Reprinted from The Ron Paul Institute for Peace & Prosperity.

6 thoughts on “Our Turk Allies Just Attacked Our Kurd Allies – Whose Side Are We On?”

  1. Not so hard, we just declare that we are allies with the Kurds or the Turks on this side of whatever line and enemies of them if they are on the other side.

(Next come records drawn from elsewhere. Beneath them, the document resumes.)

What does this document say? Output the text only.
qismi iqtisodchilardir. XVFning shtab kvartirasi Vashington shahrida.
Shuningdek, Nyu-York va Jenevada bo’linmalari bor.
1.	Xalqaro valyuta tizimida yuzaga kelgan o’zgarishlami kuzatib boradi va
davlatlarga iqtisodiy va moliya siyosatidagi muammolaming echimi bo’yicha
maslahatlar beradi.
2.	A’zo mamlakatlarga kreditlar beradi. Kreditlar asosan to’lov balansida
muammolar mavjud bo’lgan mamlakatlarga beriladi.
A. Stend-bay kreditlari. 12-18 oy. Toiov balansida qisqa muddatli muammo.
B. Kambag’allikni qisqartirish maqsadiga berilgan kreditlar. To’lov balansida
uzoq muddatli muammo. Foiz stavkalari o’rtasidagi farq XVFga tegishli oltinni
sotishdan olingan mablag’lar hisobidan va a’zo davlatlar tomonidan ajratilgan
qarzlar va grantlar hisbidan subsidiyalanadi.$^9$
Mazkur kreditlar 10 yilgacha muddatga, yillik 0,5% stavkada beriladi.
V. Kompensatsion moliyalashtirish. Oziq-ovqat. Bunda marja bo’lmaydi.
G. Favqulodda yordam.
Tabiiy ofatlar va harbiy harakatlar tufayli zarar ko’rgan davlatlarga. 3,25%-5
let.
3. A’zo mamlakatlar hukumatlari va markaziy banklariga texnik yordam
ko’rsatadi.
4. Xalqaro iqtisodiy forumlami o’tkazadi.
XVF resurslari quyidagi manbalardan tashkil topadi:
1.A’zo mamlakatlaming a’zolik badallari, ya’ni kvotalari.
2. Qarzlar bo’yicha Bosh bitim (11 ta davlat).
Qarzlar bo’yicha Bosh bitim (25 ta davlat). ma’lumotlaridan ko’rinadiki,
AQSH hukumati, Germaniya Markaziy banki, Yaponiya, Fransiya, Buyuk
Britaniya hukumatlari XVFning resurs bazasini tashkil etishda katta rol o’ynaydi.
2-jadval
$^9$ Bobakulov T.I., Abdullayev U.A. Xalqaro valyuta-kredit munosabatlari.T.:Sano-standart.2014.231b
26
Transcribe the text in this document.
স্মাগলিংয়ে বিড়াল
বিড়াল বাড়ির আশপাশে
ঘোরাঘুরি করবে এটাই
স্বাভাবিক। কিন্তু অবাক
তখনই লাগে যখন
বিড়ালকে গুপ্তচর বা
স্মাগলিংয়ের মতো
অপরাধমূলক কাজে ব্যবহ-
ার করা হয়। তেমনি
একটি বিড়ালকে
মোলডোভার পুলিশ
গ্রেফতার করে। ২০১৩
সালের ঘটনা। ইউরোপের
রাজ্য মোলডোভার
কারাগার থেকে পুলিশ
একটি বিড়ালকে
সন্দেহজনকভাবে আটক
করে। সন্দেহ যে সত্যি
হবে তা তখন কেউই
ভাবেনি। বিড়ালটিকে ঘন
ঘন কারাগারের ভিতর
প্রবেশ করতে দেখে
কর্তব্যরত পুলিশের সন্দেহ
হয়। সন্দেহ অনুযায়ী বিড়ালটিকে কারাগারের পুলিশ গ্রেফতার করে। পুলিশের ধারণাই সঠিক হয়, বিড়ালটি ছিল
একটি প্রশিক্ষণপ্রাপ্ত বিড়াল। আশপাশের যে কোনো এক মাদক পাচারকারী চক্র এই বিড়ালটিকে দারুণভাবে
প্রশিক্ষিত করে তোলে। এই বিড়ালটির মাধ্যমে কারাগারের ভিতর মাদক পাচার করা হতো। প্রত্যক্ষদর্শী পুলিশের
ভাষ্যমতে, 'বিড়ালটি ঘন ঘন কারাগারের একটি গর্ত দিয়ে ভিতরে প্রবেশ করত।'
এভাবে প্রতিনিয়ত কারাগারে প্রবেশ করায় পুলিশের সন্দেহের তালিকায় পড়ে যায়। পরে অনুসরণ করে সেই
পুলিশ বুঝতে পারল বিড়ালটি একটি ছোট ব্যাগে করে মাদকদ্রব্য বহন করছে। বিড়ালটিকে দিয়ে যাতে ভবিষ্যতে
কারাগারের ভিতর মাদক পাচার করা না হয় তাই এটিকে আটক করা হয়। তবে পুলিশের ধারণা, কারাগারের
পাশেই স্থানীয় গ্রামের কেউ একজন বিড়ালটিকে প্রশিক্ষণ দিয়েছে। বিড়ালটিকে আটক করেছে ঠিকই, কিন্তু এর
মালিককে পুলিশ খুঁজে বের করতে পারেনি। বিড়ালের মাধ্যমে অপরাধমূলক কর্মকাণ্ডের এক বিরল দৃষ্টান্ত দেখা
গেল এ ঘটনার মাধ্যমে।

  2. According to my mostly retired military family and friends pointed this out to me, the NATO country of Turkey often had joint operations with the Soviets (it goes back a way) Iran and Iraq against the Kurds. That Abraham was probably a Kurd and every empire in the region has a large hatred for them. A couple of stories, my sister the ex-Air Farts sergeant, and her husband, while Clinton was still president, their Air National Guard unit was on TDY in Turkey, enforcing the Northern No-Fly Zone (Kurdistan) and one of their pilots blew up a flock of sheep. They were giggling and laughing about it, but they’ve come to notice a couple of things since then. The joke was the pilot was feeling rather sheepish because he had a baaaa’d day. But the Kurds were supposedly protected by the Northern NFZ. The charges against Saddam were massacres against the Kurds. (With the NATO bit edited out). Domestic Sheep are always in the company of humans. In Kurdistan sheep are an economic powerhouse.IF the pilot who couldn’t tell the difference between humans and sheep in the first place was right that there weren’t any human casualties the shepherds and their family were economically wiped out. That’s a lifetime business that’s passed down for generations.

    Then in subsequent raids BY TURKEY where these protectors stood aside and let the Turks invade Iraq to kill Kurds. AFTER the supposed victory and way into the Nation Building phase.

  3. America’s interests are best served by leaving though.

    We gain: …? Angry refugees.
    We lose: money, troops, blowback (terrorism).

  4. Actually “we”, if we is the US govt., are usually on more than one side at the same time.